The fundamental confusion of the Modern Christian’s logical (doctrinal) position is that God (as absolute) is to be seriously considered in one area of reality but not in another. For example, many Christian schools teach students that an object returns to the ground because of gravity, yet in a “spiritual” sense (though functionally impractical) because God wills it (if they ever get around to saying that). But that reality is not sensible. Newton argued that, because God wills it, an object will return to the ground and that, if gravity works, it works because God wills it. Natural law and supernatural law are not to be divorced if both are to make sense. Natural law exists in a practical and predictable form upon which men can project material results because God is already there willing natural law to work.

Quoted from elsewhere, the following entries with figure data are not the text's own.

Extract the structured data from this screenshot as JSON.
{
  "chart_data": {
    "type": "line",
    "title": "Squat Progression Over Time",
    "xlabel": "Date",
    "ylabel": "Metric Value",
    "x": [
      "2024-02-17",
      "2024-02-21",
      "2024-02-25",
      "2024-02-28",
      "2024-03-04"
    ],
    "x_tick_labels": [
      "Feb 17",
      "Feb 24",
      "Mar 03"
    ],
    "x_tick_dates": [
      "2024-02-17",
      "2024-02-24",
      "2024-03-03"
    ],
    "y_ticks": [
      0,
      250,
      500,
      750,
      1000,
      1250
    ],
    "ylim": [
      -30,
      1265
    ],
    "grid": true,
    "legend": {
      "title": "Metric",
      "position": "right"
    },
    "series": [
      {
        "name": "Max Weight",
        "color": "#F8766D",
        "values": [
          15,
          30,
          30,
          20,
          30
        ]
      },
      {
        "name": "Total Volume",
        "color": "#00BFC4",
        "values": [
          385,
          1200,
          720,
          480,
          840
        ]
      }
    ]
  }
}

On one hand, the Modern Christian mindset demands exhaustive and logical, physical knowledge of the universe in a way that it does not expect exhaustive and logical knowledge of the “spiritual” world. The result is that blatant, logical glitches in “spiritual” truth pockmark the Christian faith and become the logical reasoning of a totalitarian subculture.

I encourage you to compare and contrast the levels of consistency you expect from scientific knowledge and church doctrine, respectively. You will find more often than not that the tendency is either to speak haphazardly about spiritual things but to speak with precision about physical things or to speak with precision about theoretically spiritual things that do not make one iota of difference in this world and to speak theoretically with precision about physical things that make no difference in this world. Either way, you have a bifurcation of spirit and matter, where it is either the world or the spirit that matters at any one time in any one place. This dual expectation is an arbitrary value shift which is as equally atheistic as a “totally” atheistic position, because God is to be barred from where it truly and effectively matters.

The POMO is different. He tends to speak haphazardly about spiritual things AND physical things because his is one world. The sincerity with which he combines both worlds into one is the absurdity against which the Modern revolts. That absurdity (which the Modern does not so easily recognize) is the POMO parodying Modern culture.